Rewrite what we want to prove:
$$ \bbox[5px,border:3px solid green]{ \frac{\partial^{2} \Phi}{\partial z^{2}}=4 \pi G \rho_{0}-2\frac{v_c}{R}\frac{\mathrm{d}v_c}{\mathrm{d}R} } $$
Use Poisson's equation:
$$\nabla^2\Phi=4\pi G\rho_0$$
Expand LHS of Poisson:
$$\frac{\partial^2}{\partial R^2}\Phi+\frac{\partial^2}{\partial z^2}\Phi=4\pi G \rho_0$$
Use equation of motion for circular orbit:
$$\frac{v_c^2}{R}=\frac{\partial}{\partial R}\Phi$$
Differentiate once more wrt $R$:
$$\frac{\partial^2}{\partial^2 R}\Phi=\frac{\partial}{\partial R}\frac{v_c^2}{R}=\frac{2v_c}{R}\frac{\mathrm{d}v_c}{\mathrm{d}R}-\frac{1}{R^2}v_c^2$$
Collect results
Substitute result into Poisson's equation expanded form:
$$\frac{2v_c}{R}\frac{\mathrm{d}v_c}{\mathrm{d}R}-\frac{1}{R^2}v_c^2+\frac{\partial^2}{\partial z^2}\Phi=4\pi G\rho_0$$
Rearrange:
$$ \bbox[5px,border:3px solid green]{ \frac{\partial^2}{\partial z^2}\Phi=4\pi G\rho_0-2\frac{v_c}{R}\frac{\mathrm{d}v_c}{\mathrm{d}R}+\bbox[5px,border:3px solid red]{\frac{1}{R^2}v_c^2} }$$
Conclude
Compare with what we wanted to prove (ie the two green-boxed equations). We have an extra term (red boxed) which shouldn't be there. How do I fix the proof?

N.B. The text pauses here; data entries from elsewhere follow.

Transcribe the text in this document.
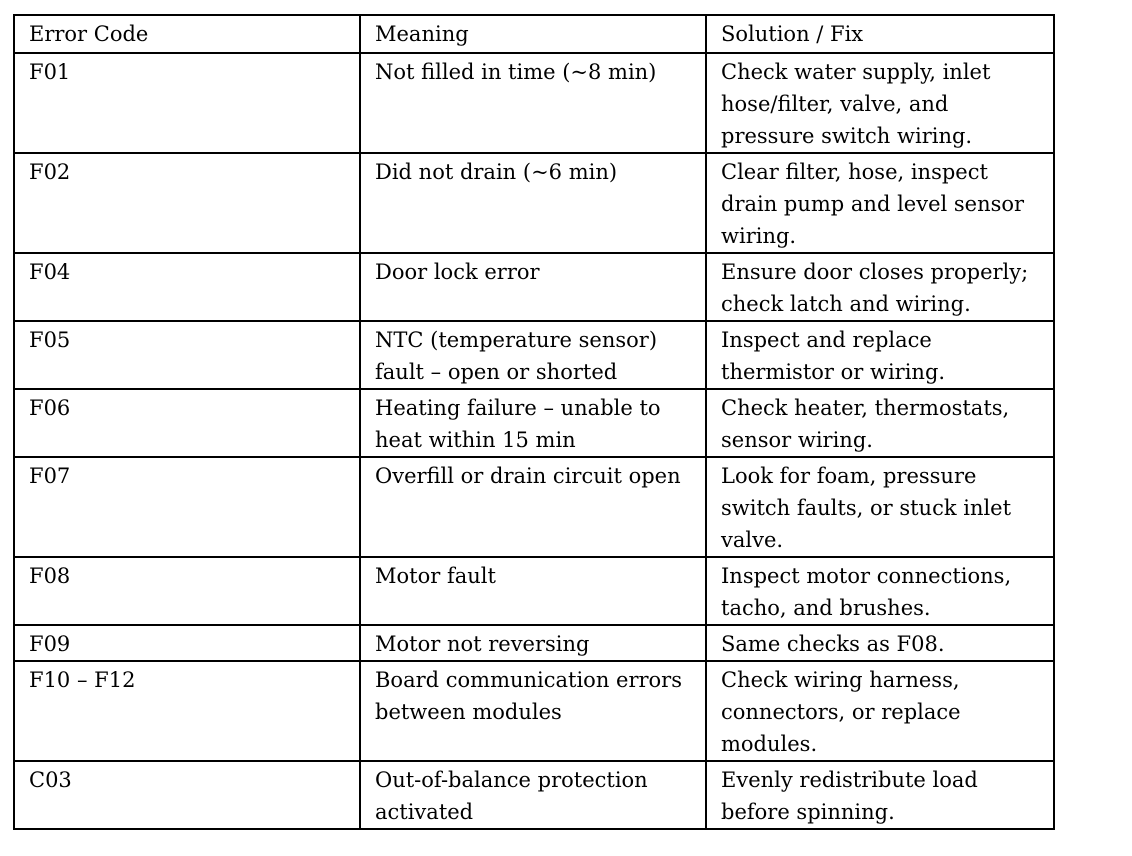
Error Code	Meaning	Solution / Fix
F01	Not filled in time (~8 min)	Check water supply, inlet hose/filter, valve, and pressure switch wiring.
F02	Did not drain (~6 min)	Clear filter, hose, inspect drain pump and level sensor wiring.
F04	Door lock error	Ensure door closes properly; check latch and wiring.
F05	NTC (temperature sensor) fault – open or shorted	Inspect and replace thermistor or wiring.
F06	Heating failure – unable to heat within 15 min	Check heater, thermostats, sensor wiring.
F07	Overfill or drain circuit open	Look for foam, pressure switch faults, or stuck inlet valve.
F08	Motor fault	Inspect motor connections, tacho, and brushes.
F09	Motor not reversing	Same checks as F08.
F10 – F12	Board communication errors between modules	Check wiring harness, connectors, or replace modules.
C03	Out-of-balance protection activated	Evenly redistribute load before spinning.
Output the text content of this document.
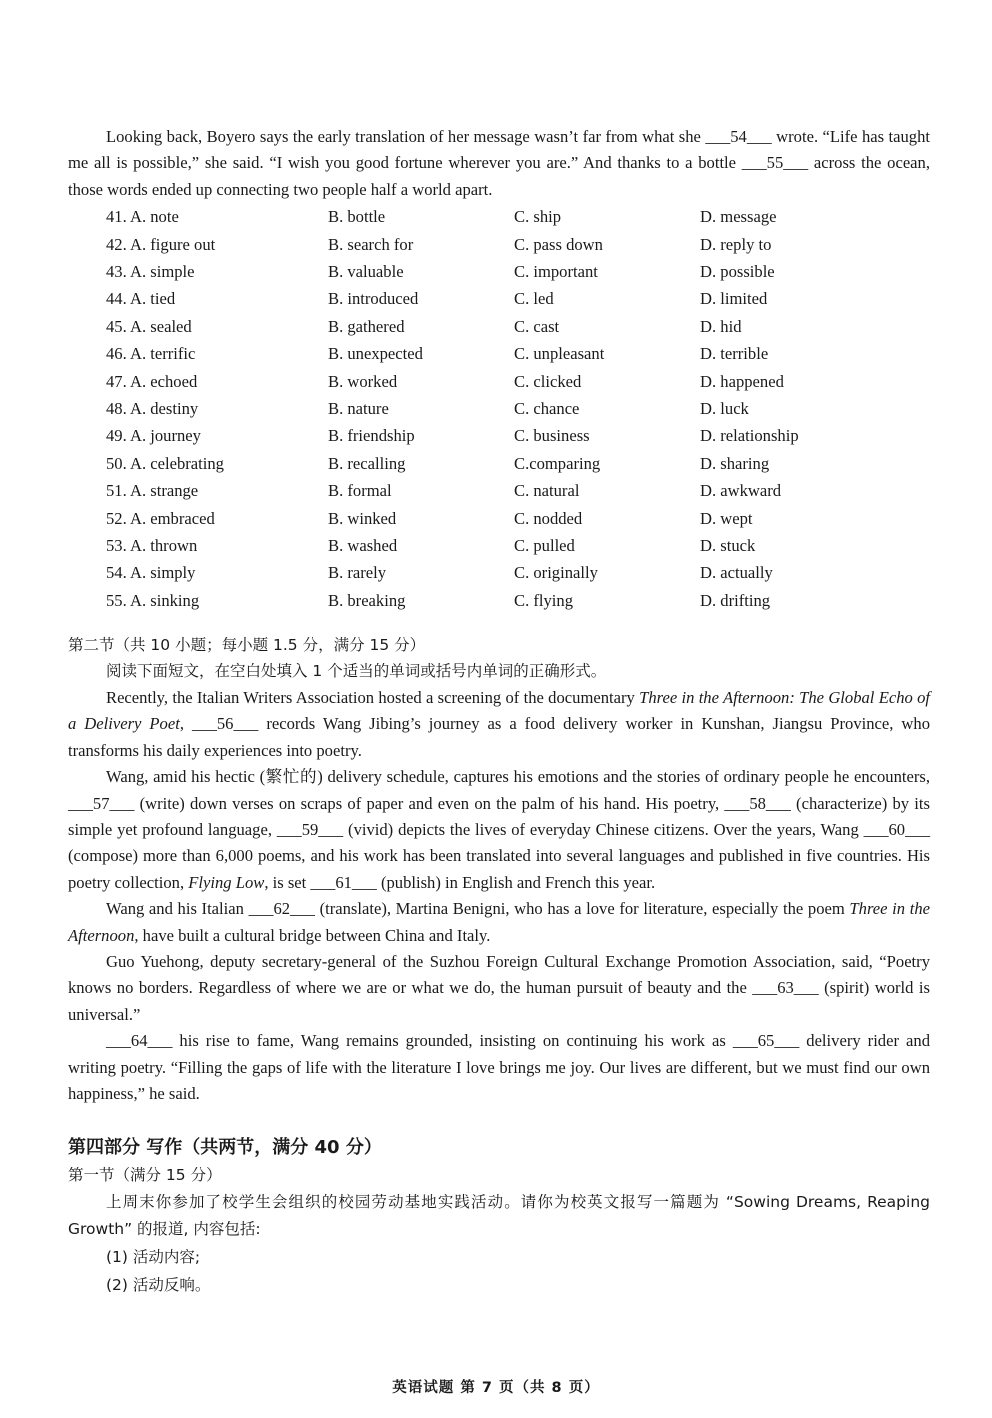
Looking back, Boyero says the early translation of her message wasn’t far from what she ___54___ wrote. “Life has taught me all is possible,” she said. “I wish you good fortune wherever you are.” And thanks to a bottle ___55___ across the ocean, those words ended up connecting two people half a world apart.

41. A. note	B. bottle	C. ship	D. message
42. A. figure out	B. search for	C. pass down	D. reply to
43. A. simple	B. valuable	C. important	D. possible
44. A. tied	B. introduced	C. led	D. limited
45. A. sealed	B. gathered	C. cast	D. hid
46. A. terrific	B. unexpected	C. unpleasant	D. terrible
47. A. echoed	B. worked	C. clicked	D. happened
48. A. destiny	B. nature	C. chance	D. luck
49. A. journey	B. friendship	C. business	D. relationship
50. A. celebrating	B. recalling	C.comparing	D. sharing
51. A. strange	B. formal	C. natural	D. awkward
52. A. embraced	B. winked	C. nodded	D. wept
53. A. thrown	B. washed	C. pulled	D. stuck
54. A. simply	B. rarely	C. originally	D. actually
55. A. sinking	B. breaking	C. flying	D. drifting
第二节（共 10 小题；每小题 1.5 分，满分 15 分）
阅读下面短文，在空白处填入 1 个适当的单词或括号内单词的正确形式。

Recently, the Italian Writers Association hosted a screening of the documentary Three in the Afternoon: The Global Echo of a Delivery Poet, ___56___ records Wang Jibing’s journey as a food delivery worker in Kunshan, Jiangsu Province, who transforms his daily experiences into poetry.

Wang, amid his hectic (繁忙的) delivery schedule, captures his emotions and the stories of ordinary people he encounters, ___57___ (write) down verses on scraps of paper and even on the palm of his hand. His poetry, ___58___ (characterize) by its simple yet profound language, ___59___ (vivid) depicts the lives of everyday Chinese citizens. Over the years, Wang ___60___ (compose) more than 6,000 poems, and his work has been translated into several languages and published in five countries. His poetry collection, Flying Low, is set ___61___ (publish) in English and French this year.

Wang and his Italian ___62___ (translate), Martina Benigni, who has a love for literature, especially the poem Three in the Afternoon, have built a cultural bridge between China and Italy.

Guo Yuehong, deputy secretary-general of the Suzhou Foreign Cultural Exchange Promotion Association, said, “Poetry knows no borders. Regardless of where we are or what we do, the human pursuit of beauty and the ___63___ (spirit) world is universal.”

___64___ his rise to fame, Wang remains grounded, insisting on continuing his work as ___65___ delivery rider and writing poetry. “Filling the gaps of life with the literature I love brings me joy. Our lives are different, but we must find our own happiness,” he said.

第四部分 写作（共两节，满分 40 分）
第一节（满分 15 分）

上周末你参加了校学生会组织的校园劳动基地实践活动。请你为校英文报写一篇题为 “Sowing Dreams, Reaping Growth” 的报道, 内容包括:

(1) 活动内容;
(2) 活动反响。
英语试题 第 7 页（共 8 页）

Key: be careful what the Laplacian is in different coordinate systems.
Poission equaiton: $$\nabla^{2} \Phi=4 \pi G S_{0}$$
In cylindrical polar coordinates: $$\frac{1}{r} \frac{d}{dr}\left(r \frac{d \Phi}{d r}\right)+\frac{d^{2}}{d z^{2}} \Phi=4 \pi G \rho_{0}$$
We also know from $\ddot{\vec{r}}=-\nabla\Phi$ that $\ddot{r}-r \dot{\phi}^{2}=-\frac{\partial\Phi}{\partial r}$, so for circular orbit, we have: $r\dot{\phi}^2=\frac{\partial \Phi}{\partial r}$. This means that we can write $v_c=r^2\dot{\phi}^2=r\frac{\partial \Phi}{\partial r}$
Rewrite Poisson above:
$$\frac{d^{2}}{d z^{2}} \Phi=4 \pi G \rho_{0}-\frac{1}{r} \frac{d}{d r}\left(v_{c}^{2}\right) = 4 \pi G \rho_{0}- \frac{2v_c}{r}\frac{dv_c}{dr}$$
Keeping in mind that $A^2-B^2=-\frac{v_c}{R}\frac{\mathrm{d}v_c}{\mathrm{d}R}$, rewrite RHS:
$$\frac{d^{2}}{d z^{2}} \Phi=4 \pi G \rho_{0}+2(A^2-B^2)$$
which is what we wanted.